A atual Casa Branca não abre as portas a intelectuais e cientistas, como já foi de praxe. Trump se declara cético quanto a vacinas. Diz que o aquecimento global é uma invenção dos chineses para brecar o crescimento das empresas americanas. Marginalizou cientistas e pesquisadores. O historiador Douglas Brinkley declarou em audiência na Câmara Federal que “Donald Trump é o presidente mais anticiência e antiecologia que jamais tivemos”.

Enquanto a economia apresentou bons resultados, Trump surfou na onda. Mesmo o processo de impeachment na Câmara não teve consequências mais danosas, pois a maioria republicana no Senado o blindou. Então, surgiu o Covid-19.

Desde então, Trump parece desnorteado. Primeiro, negou a gravidade da pandemia; depois, fez-se curandeiro e receitou tratamentos, que os médicos logo desaprovaram; previu que a doença iria magicamente embora e o coronavírus, três meses depois, continua ali, firme. Delegou o comando das ações aos governadores e o de Nova York, Andrew Cuomo, dá lições diárias de como um líder deve se comportar numa crise; conclamou os estados a flexibilizarem a quarentena e os que o seguiram têm agora que fechar outra vez. Trump não visita hospitais, não tem gestos de empatia para com os doentes. Parece mesmo convencido de que o vírus é chinês e foi criado para avacalhar-lhe a economia.

É quando advém o assassínio de George Floyd por policiais, em Minneapolis. O vídeo da barbárie repercute e motiva manifestações antirracistas em todo o território americano. Trump não condena os policiais e, sim, os manifestantes, que estariam a serviço de uma organização terrorista, o que não se comprova, porém reacende a polêmica sobre a insensibilidade, o racismo e até o protofascismo do presidente.

Recentes pesquisas detectam certo cansaço da opinião pública com Trump e dão ao candidato democrata Joe Biden folgada vantagem na corrida presidencial.

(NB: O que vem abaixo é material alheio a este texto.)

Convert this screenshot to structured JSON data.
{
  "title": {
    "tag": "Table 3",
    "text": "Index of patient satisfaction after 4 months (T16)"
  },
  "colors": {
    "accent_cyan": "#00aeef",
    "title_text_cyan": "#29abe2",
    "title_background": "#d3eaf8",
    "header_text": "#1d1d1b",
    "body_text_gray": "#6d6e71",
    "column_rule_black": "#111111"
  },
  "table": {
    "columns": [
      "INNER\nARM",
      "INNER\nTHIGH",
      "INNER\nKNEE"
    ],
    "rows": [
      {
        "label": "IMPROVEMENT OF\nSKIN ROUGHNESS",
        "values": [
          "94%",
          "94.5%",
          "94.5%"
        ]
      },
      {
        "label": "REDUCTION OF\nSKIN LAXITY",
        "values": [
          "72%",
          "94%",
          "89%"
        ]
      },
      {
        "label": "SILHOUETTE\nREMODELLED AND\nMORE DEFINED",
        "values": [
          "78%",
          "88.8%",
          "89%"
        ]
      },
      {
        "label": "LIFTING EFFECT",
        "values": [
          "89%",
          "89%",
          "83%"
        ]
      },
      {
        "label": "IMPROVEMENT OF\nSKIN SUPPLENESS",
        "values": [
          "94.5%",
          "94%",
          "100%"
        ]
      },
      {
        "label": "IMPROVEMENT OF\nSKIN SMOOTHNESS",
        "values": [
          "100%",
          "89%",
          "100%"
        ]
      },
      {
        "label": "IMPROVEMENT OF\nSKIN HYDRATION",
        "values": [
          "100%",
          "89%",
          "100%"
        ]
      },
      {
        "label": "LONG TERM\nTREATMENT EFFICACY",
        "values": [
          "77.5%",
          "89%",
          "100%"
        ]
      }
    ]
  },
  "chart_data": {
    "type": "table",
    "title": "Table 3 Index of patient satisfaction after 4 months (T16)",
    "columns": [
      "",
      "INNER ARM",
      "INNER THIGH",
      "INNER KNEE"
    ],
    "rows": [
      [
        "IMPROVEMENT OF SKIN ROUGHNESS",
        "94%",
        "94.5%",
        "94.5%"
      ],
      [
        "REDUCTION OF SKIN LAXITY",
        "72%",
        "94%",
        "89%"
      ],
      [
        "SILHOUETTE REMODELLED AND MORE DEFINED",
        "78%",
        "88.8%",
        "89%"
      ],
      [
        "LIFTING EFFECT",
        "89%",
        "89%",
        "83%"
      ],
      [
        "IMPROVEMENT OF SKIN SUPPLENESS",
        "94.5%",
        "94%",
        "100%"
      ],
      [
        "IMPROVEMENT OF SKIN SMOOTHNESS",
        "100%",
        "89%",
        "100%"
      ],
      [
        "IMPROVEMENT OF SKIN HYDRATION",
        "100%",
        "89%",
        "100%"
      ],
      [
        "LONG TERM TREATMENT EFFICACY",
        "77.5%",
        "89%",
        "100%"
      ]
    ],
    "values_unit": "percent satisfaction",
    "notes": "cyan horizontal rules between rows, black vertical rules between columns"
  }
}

Faltam 4 meses para as eleições, e o poder do presidente em exercício é imenso, sem dúvida. Mas, se Biden mantiver os democratas unidos, controlando os radicais, pode ganhar também o eleitorado do centro. Nesse caso, a vitória será consagradora. Ou seja, quem colocou todas as fichas na reeleição do republicano se prepare para uma provável desilusão.

*José Vicente Pimentel é embaixador.